Here's an example of that file:

<configuration>
  <system.webServer>
    <rewrite>
      <rewriteMaps>
        <rewriteMap name="StaticRedirects">
          <add key="/2017/08/09/ESO/build-elder-scrolls-online-mod-1" value="/posts/build-elder-scrolls-online-mod-1" />
          <add key="/2017/08/11/ESO/build-elder-scrolls-online-mod-2" value="/posts/build-elder-scrolls-online-mod-2" />
        </rewriteMap>
      </rewriteMaps>
      <rules>
        <rule name="JAM Redirect Rule" stopProcessing="true">
          <match url=".*"/>
          <conditions>
            <add input="{StaticRedirects:{REQUEST_URI}}" pattern="(.+)"/>
          </conditions>
          <action type="Redirect" url="http://www.jasonamartin.com{C:1}" appendQueryString="false" redirectType="Permanent" />
        </rule>
        <rule name="html">
          <match url="(.*)" />
          <conditions>
            <add input="{REQUEST_FILENAME}" matchType="IsFile" negate="true" />
            <add input="{REQUEST_FILENAME}" matchType="IsDirectory" negate="true" />
          </conditions>
          <action type="Rewrite" url="{R:1}.html" />
        </rule>
      </rules>
    </rewrite>
  </system.webServer>
</configuration>

The reWriteMap is named StaticRedirects, so that is what I reference in the redirect rule (JAM Redirect Rule).

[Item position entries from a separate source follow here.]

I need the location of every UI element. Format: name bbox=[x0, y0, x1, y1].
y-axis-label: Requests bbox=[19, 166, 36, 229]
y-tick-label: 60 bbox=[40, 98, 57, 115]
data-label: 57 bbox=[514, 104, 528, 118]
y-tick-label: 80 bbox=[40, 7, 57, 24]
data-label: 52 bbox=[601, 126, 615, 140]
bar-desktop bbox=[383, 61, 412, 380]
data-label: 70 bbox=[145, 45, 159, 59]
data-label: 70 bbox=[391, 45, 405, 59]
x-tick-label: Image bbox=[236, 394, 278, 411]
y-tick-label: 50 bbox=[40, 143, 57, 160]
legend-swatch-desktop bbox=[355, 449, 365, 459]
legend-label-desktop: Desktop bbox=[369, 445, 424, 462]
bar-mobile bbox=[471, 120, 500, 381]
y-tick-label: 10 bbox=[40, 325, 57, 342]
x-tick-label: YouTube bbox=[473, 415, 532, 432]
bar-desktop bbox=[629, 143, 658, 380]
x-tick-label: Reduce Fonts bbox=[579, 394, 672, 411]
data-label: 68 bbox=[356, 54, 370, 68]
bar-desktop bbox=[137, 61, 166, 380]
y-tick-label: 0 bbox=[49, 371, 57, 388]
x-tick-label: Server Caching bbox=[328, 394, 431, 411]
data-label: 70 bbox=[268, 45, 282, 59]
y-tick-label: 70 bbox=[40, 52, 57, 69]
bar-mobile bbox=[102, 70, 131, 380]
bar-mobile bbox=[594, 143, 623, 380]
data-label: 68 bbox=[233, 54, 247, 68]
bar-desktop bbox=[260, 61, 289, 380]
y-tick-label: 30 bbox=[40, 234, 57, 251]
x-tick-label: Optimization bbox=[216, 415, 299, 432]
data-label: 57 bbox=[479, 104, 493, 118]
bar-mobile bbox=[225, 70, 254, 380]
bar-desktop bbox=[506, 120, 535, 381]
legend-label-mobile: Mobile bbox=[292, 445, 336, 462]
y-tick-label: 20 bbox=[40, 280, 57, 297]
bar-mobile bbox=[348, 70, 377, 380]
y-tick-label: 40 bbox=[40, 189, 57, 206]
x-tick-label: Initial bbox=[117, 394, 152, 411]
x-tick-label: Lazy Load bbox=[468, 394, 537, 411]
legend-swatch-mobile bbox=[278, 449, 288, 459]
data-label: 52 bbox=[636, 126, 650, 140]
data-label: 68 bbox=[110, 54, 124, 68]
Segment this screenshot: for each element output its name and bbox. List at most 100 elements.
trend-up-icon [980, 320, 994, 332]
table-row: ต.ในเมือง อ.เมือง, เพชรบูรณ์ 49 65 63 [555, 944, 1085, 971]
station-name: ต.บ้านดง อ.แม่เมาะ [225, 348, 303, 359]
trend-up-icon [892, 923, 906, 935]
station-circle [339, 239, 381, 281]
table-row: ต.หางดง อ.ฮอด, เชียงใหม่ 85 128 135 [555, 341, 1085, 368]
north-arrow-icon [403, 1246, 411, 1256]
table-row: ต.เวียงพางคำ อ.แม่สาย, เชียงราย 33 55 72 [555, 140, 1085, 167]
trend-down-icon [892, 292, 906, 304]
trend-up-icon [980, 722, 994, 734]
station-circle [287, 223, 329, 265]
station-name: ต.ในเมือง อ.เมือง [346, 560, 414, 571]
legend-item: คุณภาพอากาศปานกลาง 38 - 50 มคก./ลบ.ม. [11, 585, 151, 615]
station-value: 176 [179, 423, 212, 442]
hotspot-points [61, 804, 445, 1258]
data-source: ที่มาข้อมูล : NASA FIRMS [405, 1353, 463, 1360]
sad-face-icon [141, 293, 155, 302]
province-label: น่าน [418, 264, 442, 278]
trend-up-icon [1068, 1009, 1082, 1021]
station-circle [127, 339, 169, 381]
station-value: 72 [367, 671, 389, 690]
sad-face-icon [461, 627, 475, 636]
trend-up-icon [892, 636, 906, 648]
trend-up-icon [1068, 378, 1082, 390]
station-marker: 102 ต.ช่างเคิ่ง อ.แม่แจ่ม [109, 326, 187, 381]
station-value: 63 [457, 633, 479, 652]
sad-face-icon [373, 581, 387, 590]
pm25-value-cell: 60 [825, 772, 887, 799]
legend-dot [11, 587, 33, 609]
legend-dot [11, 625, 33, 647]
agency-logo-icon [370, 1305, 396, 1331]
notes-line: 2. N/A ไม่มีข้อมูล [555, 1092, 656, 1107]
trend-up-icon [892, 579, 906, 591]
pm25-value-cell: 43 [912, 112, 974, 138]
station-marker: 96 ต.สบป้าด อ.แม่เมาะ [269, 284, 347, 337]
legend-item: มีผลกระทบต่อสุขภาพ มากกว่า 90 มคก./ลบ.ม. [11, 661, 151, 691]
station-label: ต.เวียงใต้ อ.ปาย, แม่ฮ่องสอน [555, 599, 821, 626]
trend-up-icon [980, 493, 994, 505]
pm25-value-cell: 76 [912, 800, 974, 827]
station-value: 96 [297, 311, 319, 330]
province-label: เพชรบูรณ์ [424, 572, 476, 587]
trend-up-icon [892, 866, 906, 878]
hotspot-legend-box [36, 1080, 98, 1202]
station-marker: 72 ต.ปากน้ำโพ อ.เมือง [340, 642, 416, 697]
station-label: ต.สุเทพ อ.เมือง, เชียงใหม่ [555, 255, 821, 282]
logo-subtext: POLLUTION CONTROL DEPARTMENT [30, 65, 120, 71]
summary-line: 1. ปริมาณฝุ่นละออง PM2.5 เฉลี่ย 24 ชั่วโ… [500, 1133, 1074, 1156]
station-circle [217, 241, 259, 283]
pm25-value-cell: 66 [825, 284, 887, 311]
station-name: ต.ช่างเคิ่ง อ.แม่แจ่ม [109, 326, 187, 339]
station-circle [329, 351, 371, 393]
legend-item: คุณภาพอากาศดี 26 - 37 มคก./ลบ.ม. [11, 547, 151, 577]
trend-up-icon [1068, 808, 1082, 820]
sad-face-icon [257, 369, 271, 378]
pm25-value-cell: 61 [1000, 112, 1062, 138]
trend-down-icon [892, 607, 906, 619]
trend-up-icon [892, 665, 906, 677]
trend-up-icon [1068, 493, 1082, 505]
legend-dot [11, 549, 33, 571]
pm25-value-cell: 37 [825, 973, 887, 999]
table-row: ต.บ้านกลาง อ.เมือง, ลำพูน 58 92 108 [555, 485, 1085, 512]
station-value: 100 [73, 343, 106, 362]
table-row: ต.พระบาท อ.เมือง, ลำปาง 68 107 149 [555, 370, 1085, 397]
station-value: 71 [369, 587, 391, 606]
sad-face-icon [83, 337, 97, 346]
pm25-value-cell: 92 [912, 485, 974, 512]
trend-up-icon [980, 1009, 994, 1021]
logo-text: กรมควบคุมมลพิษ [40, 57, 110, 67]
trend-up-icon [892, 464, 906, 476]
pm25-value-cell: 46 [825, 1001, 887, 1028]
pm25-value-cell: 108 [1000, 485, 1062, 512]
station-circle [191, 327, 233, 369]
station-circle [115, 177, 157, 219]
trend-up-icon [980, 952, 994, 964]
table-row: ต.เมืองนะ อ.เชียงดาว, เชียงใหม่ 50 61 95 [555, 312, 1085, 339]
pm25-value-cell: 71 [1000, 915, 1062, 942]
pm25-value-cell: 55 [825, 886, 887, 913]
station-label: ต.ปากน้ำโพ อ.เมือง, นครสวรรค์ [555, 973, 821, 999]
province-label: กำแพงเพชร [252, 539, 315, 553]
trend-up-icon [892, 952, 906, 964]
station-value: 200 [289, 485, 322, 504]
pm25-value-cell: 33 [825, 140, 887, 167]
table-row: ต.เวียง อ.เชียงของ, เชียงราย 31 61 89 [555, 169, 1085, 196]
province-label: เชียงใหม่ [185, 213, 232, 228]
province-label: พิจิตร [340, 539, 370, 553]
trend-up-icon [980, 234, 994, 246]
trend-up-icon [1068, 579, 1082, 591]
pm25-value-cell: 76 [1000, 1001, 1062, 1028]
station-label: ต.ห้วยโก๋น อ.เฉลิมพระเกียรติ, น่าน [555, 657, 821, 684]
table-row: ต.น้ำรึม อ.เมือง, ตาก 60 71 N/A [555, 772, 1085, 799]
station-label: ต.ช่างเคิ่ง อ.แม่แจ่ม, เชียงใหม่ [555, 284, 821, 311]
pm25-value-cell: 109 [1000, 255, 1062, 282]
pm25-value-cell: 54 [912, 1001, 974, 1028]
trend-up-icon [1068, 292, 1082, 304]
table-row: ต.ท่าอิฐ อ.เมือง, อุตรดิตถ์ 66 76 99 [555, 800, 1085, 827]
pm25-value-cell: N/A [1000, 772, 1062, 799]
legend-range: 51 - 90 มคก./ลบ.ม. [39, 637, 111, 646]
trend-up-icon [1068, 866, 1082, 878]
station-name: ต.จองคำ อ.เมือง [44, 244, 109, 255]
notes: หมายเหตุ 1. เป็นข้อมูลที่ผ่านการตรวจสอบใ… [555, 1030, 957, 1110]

In case you're curious, the html rule below it is what I use so that my site can have directory endpoints (/some/page) instead of file endpoints (/some/page.html).

Final Thoughts

In case you're going through a search engine looking for IIS 301 redirect answers like I was, I hope you this page has helped you.

And in case you want to dive into the docs more: IIS docs.